Right, then…how, precisely, is that going to solve anything with (for example) your employer, which apparently has dozens of jobs open but cannot fill them in a work climate where the average job gets between 20 and 200 applicants?
If you don’t force the employers to take qualified candidates in spite of misgivings about longevity, then your system has no teeth. If you do, then (as you said above) your system has no merit. Either way, it’s useless.
Back when Clinton was president, unemployment was around 4 percent. Funny how many people just decided to quit working. It was merely a coincidence that offshoring moved thousands of companies abroad. It is odd that the economy crash was perfectly timed with the people just not wanting to work any more.
I guess they decided losing their homes was a new sport. That living in tent cities or cars, is preferable to working. Having no health insurance is a new casino game.
And that’s precisely the problem. Those jobs aren’t all empty because people refuse to take them. You don’t seem to get that point.
Employers want some prerequisites. Beyond skills and qualifications, they also want to know a new employee will stick around past the initial training/introduction period long enough to provide a benefit to the bottom line.
It costs money not just to have a position unfilled but to have to deal with all the necessary work in posting openings on job sites and accepting resumes/doing interviews.
That’s why you’re not going to see a company hire an IT professional or a welder to push a broom. Or even to make copies and answer phones. Those folks will leave as soon as possible. Unless you force them to hire an available over-qualified person (and accept the costs associated with potentially losing them when the economy picks up), they’ll sit there with open positions until they get the type of person they want. Beyond that, it’s not a good long-term solution for the unemployed.
It’s exactly the situation we’ve got at work. We get 50-100 resumes for each person we hire.

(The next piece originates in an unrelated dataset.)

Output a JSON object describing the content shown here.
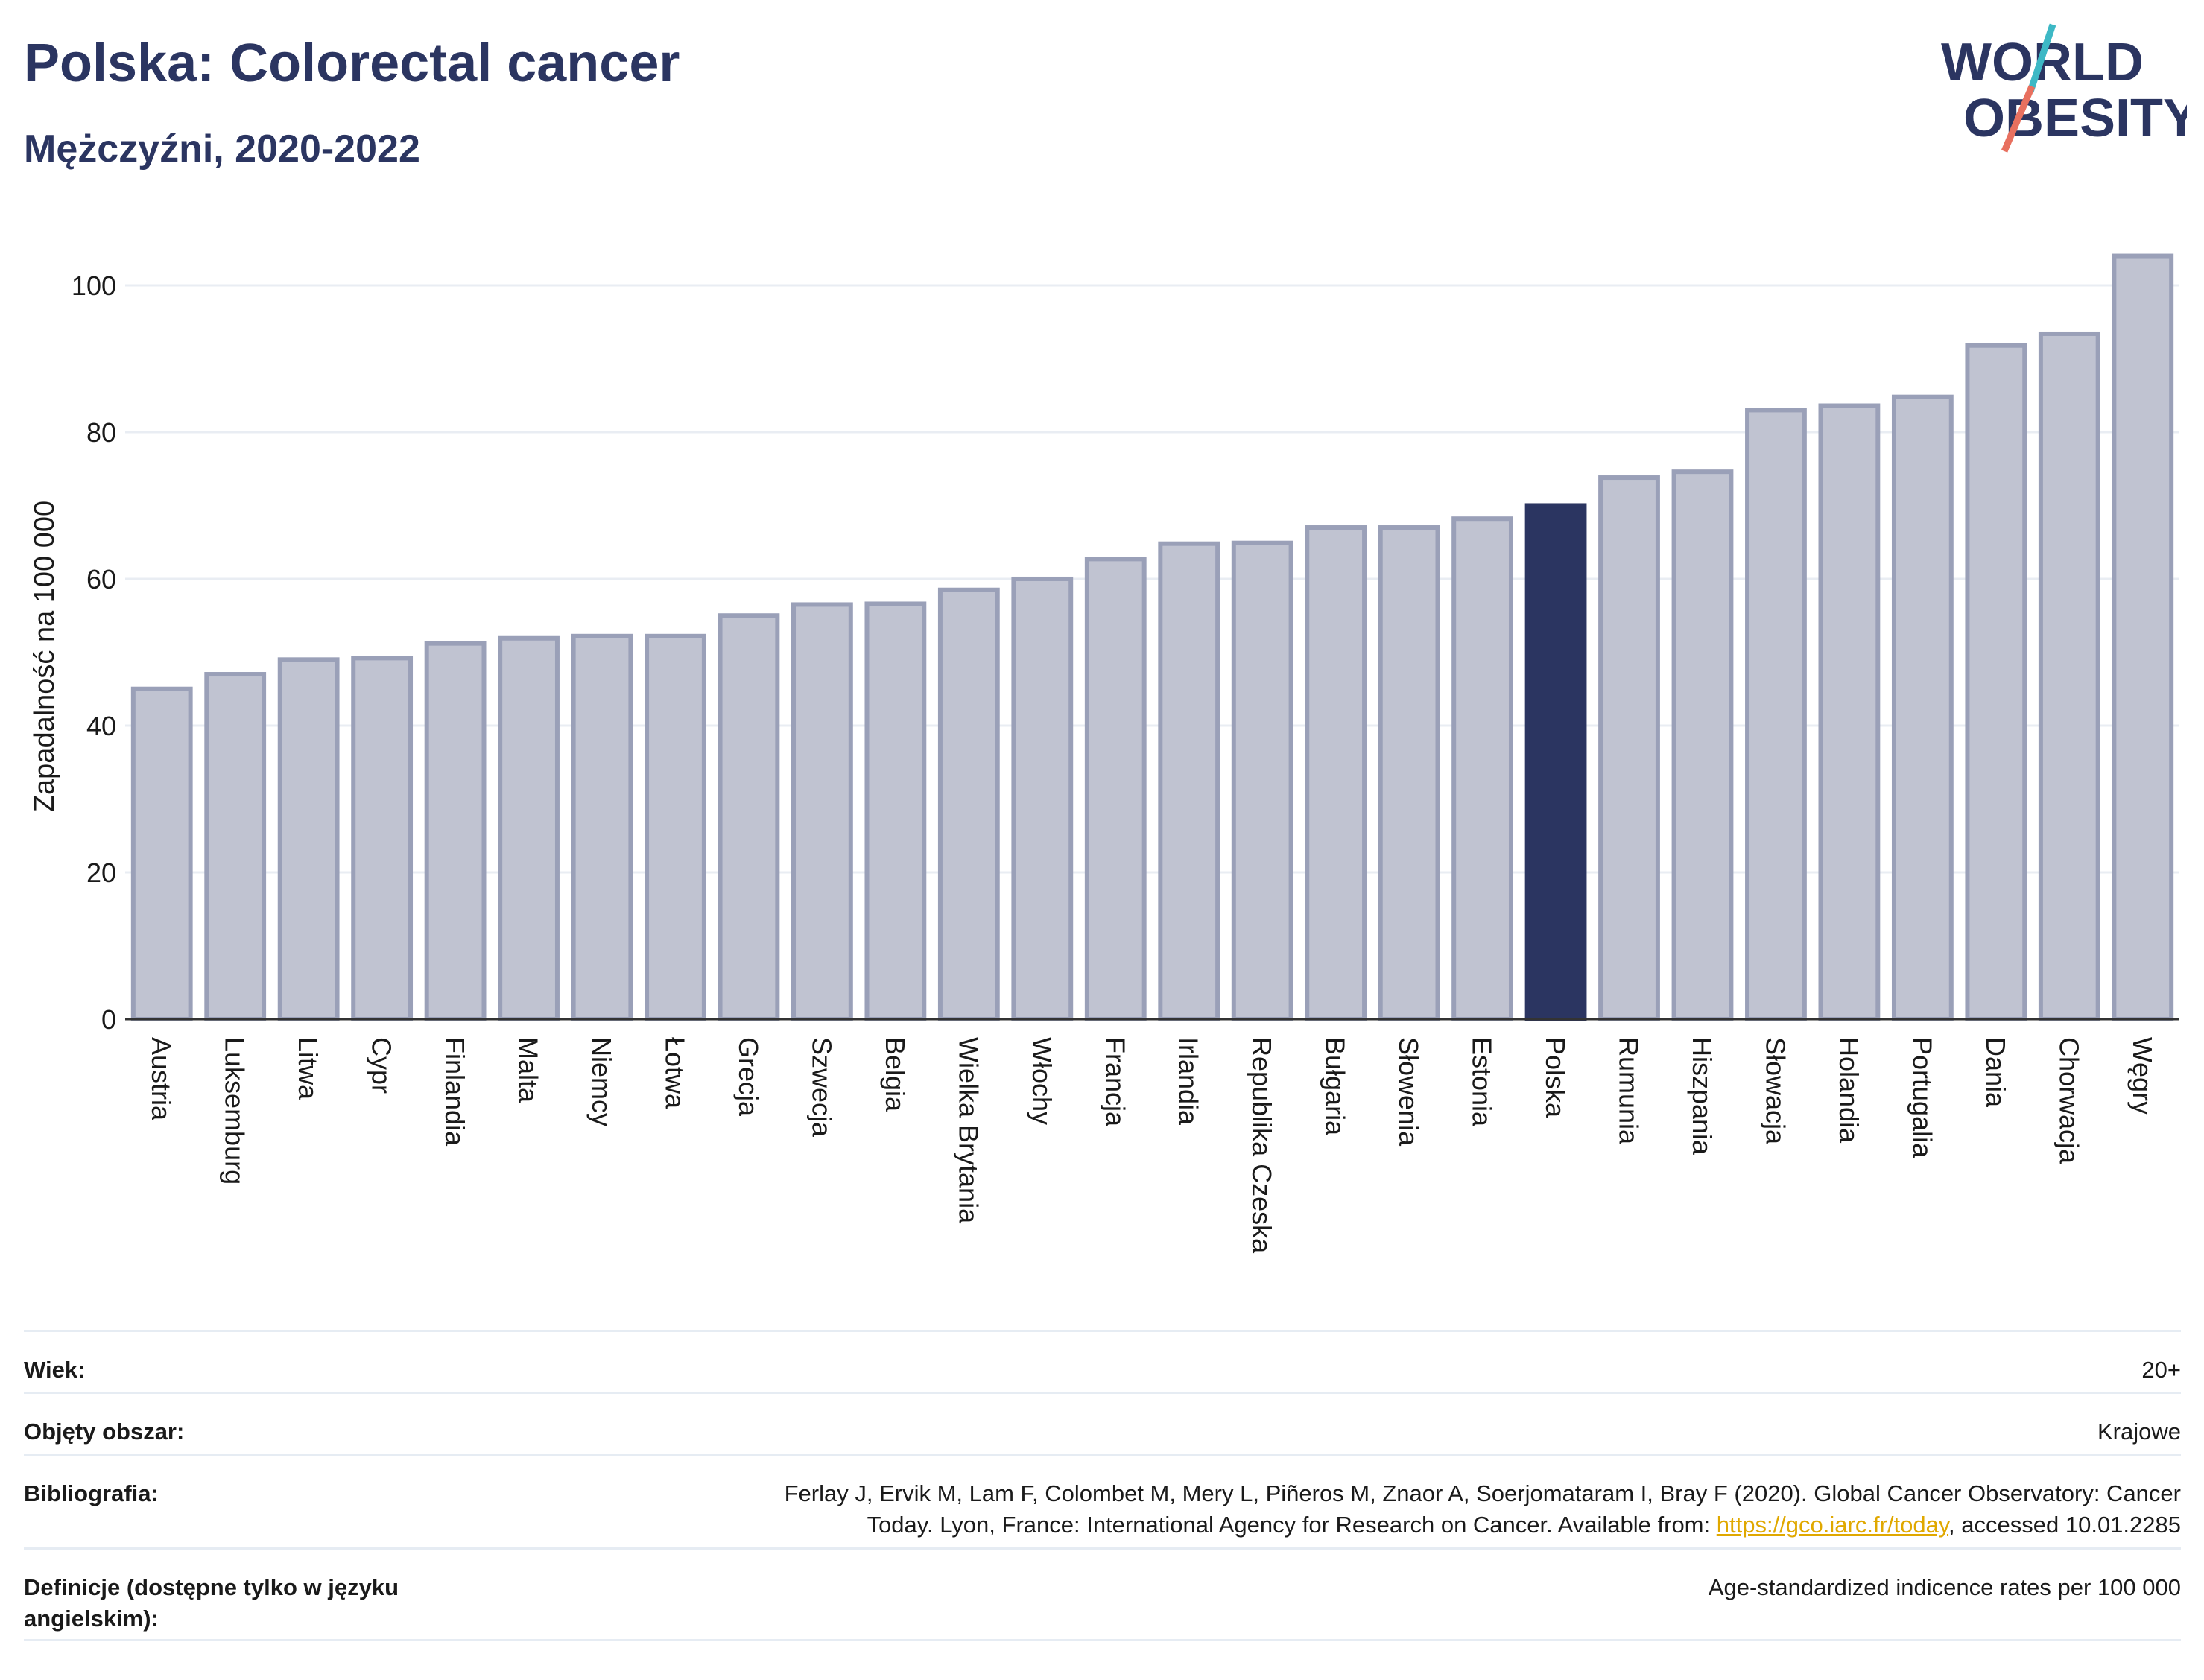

Most are ostensibly qualified (they don’t even bother applying if not) but a direct interview reveals we don’t want to take most of them for whatever reason. In theory, any science/engineering graduate could be trained enough to perform our available jobs, but we don’t want a seat warmer. We want other qualities.

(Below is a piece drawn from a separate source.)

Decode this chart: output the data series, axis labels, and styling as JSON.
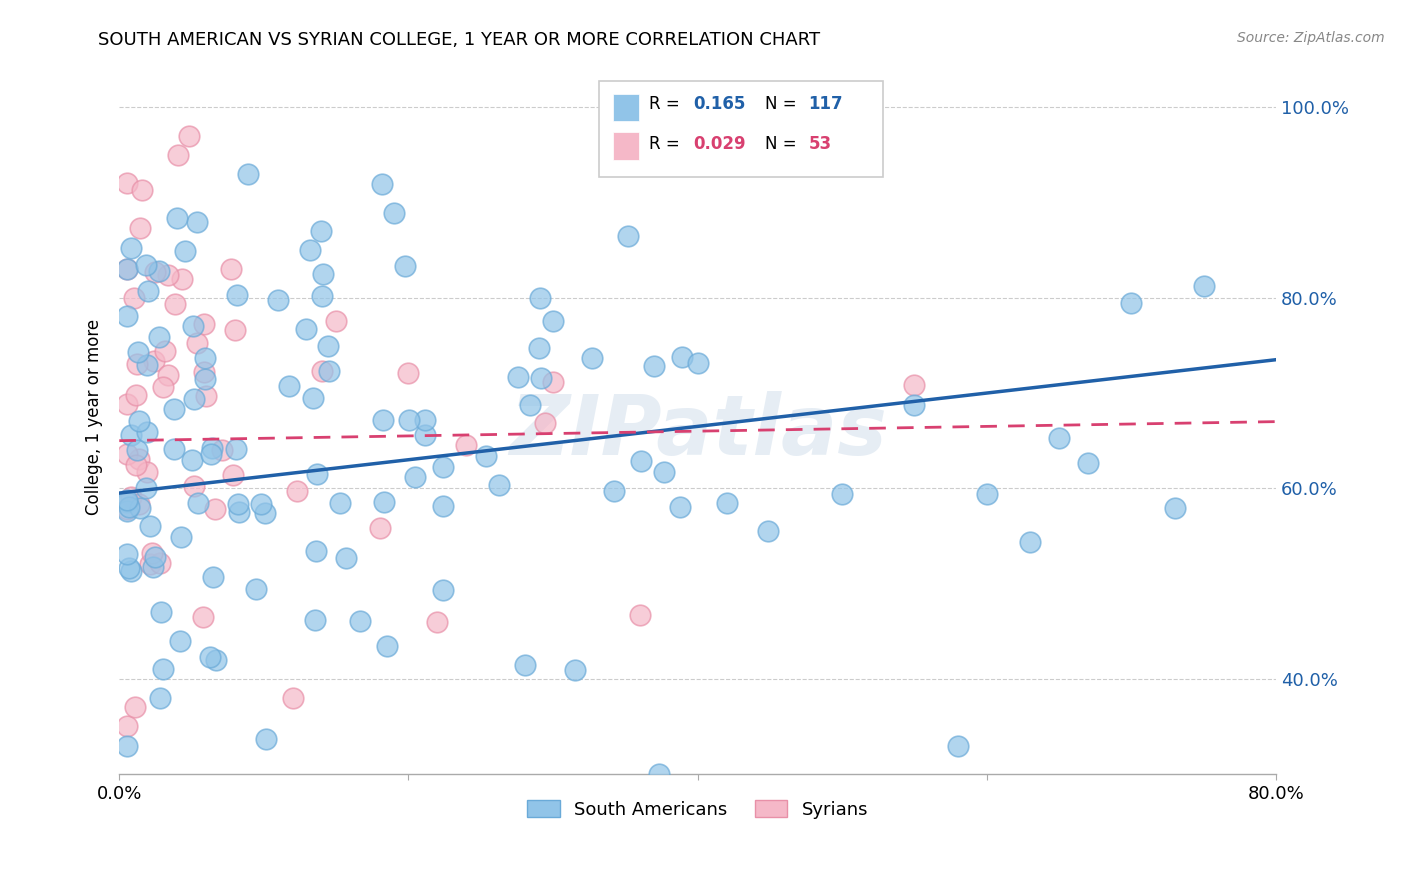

So, those positions will stay empty until we find people we want, even if we offer those positions at half the usual salary to people we don’t particularly want. We’d take them if forced, but that’s a crappy way to solve an unemployment problem - forcing both employee and employer into a situation they don’t want.

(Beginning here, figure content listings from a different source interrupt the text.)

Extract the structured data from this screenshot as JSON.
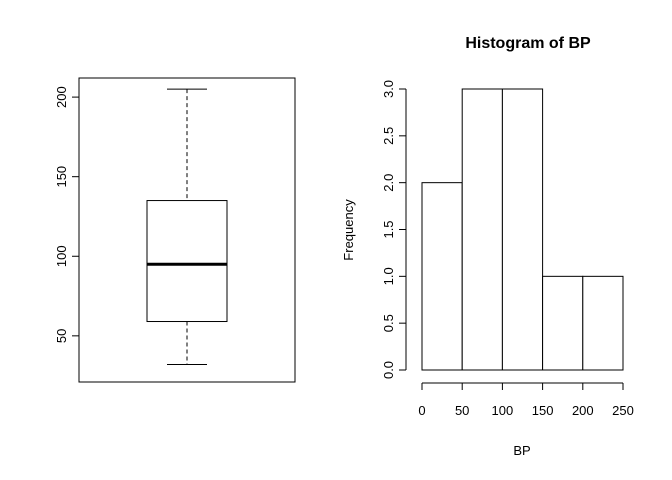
{
  "chart_data": [
    {
      "type": "boxplot",
      "title": "",
      "xlabel": "",
      "ylabel": "",
      "ylim": [
        21,
        212
      ],
      "yticks": [
        "50",
        "100",
        "150",
        "200"
      ],
      "stats": {
        "min": 32,
        "q1": 59,
        "median": 95,
        "q3": 135,
        "max": 205
      }
    },
    {
      "type": "bar",
      "title": "Histogram of BP",
      "xlabel": "BP",
      "ylabel": "Frequency",
      "xlim": [
        0,
        250
      ],
      "ylim": [
        0,
        3
      ],
      "xticks": [
        "0",
        "50",
        "100",
        "150",
        "200",
        "250"
      ],
      "yticks": [
        "0.0",
        "0.5",
        "1.0",
        "1.5",
        "2.0",
        "2.5",
        "3.0"
      ],
      "bins": [
        {
          "from": 0,
          "to": 50,
          "count": 2
        },
        {
          "from": 50,
          "to": 100,
          "count": 3
        },
        {
          "from": 100,
          "to": 150,
          "count": 3
        },
        {
          "from": 150,
          "to": 200,
          "count": 1
        },
        {
          "from": 200,
          "to": 250,
          "count": 1
        }
      ]
    }
  ]
}
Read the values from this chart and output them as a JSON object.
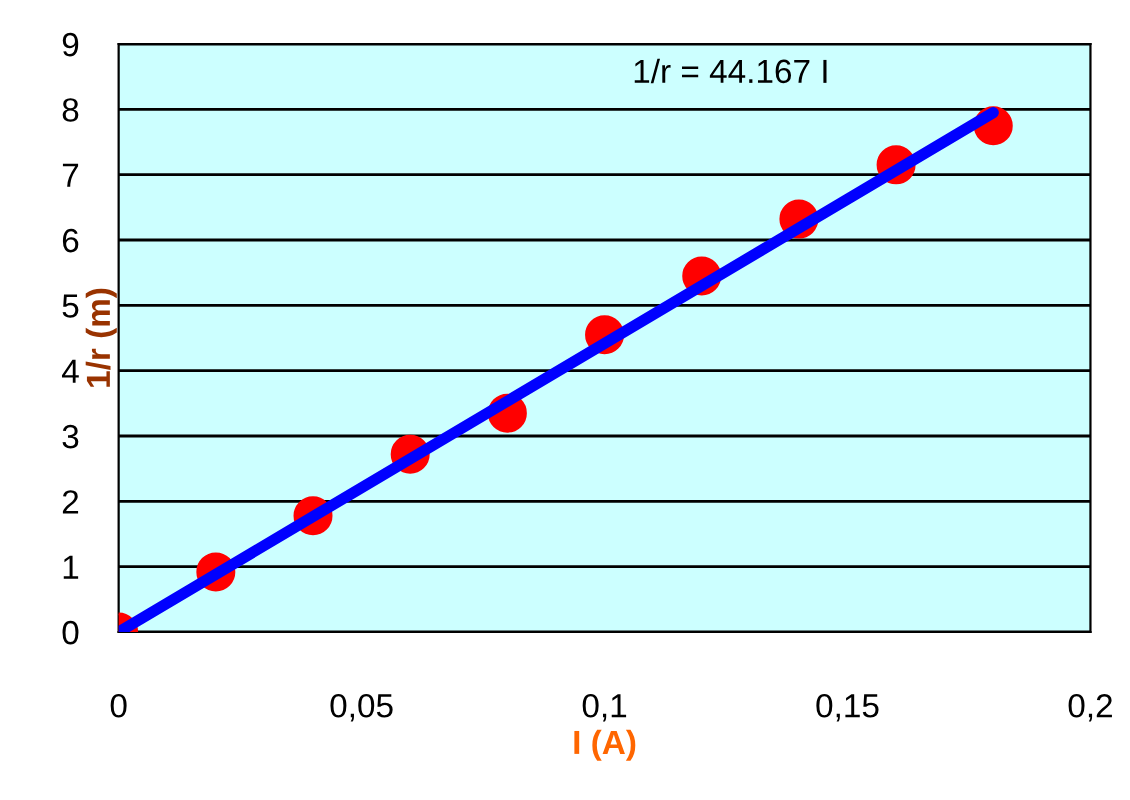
{
  "chart_data": {
    "type": "scatter",
    "xlabel": "I (A)",
    "ylabel": "1/r (m)",
    "annotations": [
      "1/r = 44.167 I"
    ],
    "x": [
      0,
      0.02,
      0.04,
      0.06,
      0.08,
      0.1,
      0.12,
      0.14,
      0.16,
      0.18
    ],
    "series": [
      {
        "color": "#ff0000",
        "marker": "circle",
        "values": [
          0,
          0.92,
          1.78,
          2.72,
          3.35,
          4.55,
          5.45,
          6.32,
          7.15,
          7.75
        ]
      },
      {
        "type": "line",
        "color": "#0000ff",
        "x": [
          0,
          0.18
        ],
        "values": [
          0,
          7.95
        ]
      }
    ],
    "xlim": [
      0,
      0.2
    ],
    "ylim": [
      0,
      9
    ],
    "xticks": [
      0,
      {
        "value": 0.05,
        "label": "0,05"
      },
      {
        "value": 0.1,
        "label": "0,1"
      },
      {
        "value": 0.15,
        "label": "0,15"
      },
      {
        "value": 0.2,
        "label": "0,2"
      }
    ],
    "yticks": [
      0,
      1,
      2,
      3,
      4,
      5,
      6,
      7,
      8,
      9
    ],
    "grid": "y"
  }
}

The real beauty is employers will not consider a person who is not working. That ends up with a shuffling of workers. The unemployed are not being considered . How do they get off unemployment with that hurdle in front of them.
The L.A. Times just had an article today that articulate another issue: Many companies won’t hire because they don’t know how they’ll be doing within the next few months due to the economy, but if they don’t hire, the economy won’t improve much with more people out of work.
Cutting back on taxes and Federal Programs will be a death spiral for the economy. Slashing agencies like the EPA will throw thousands into the streets. All the moves the Repubs are pushing are intended to dampen the economy and screw Obama. It is a dangerous game to play. A lot of people will be hurt if they get their way. We have a huge unemployment problem that the Repubs will make worse.
Only bringing this up again because things don’t seem to be improving in terms of unemployment insurance. In CA we’re lucky just to get 26 weeks of it. Some states don’t even offer that much.
I can’t begin to count the number of times I was told “You’re overqualified” by someone with full sleeve tats, enough body jewelry to set off a metal detector at 100 yards, and hair dyed a color that does not exist in nature. I’ve joked that maybe I should do some body modifications so I could find a job. Then I “hired myself” and solved that problem.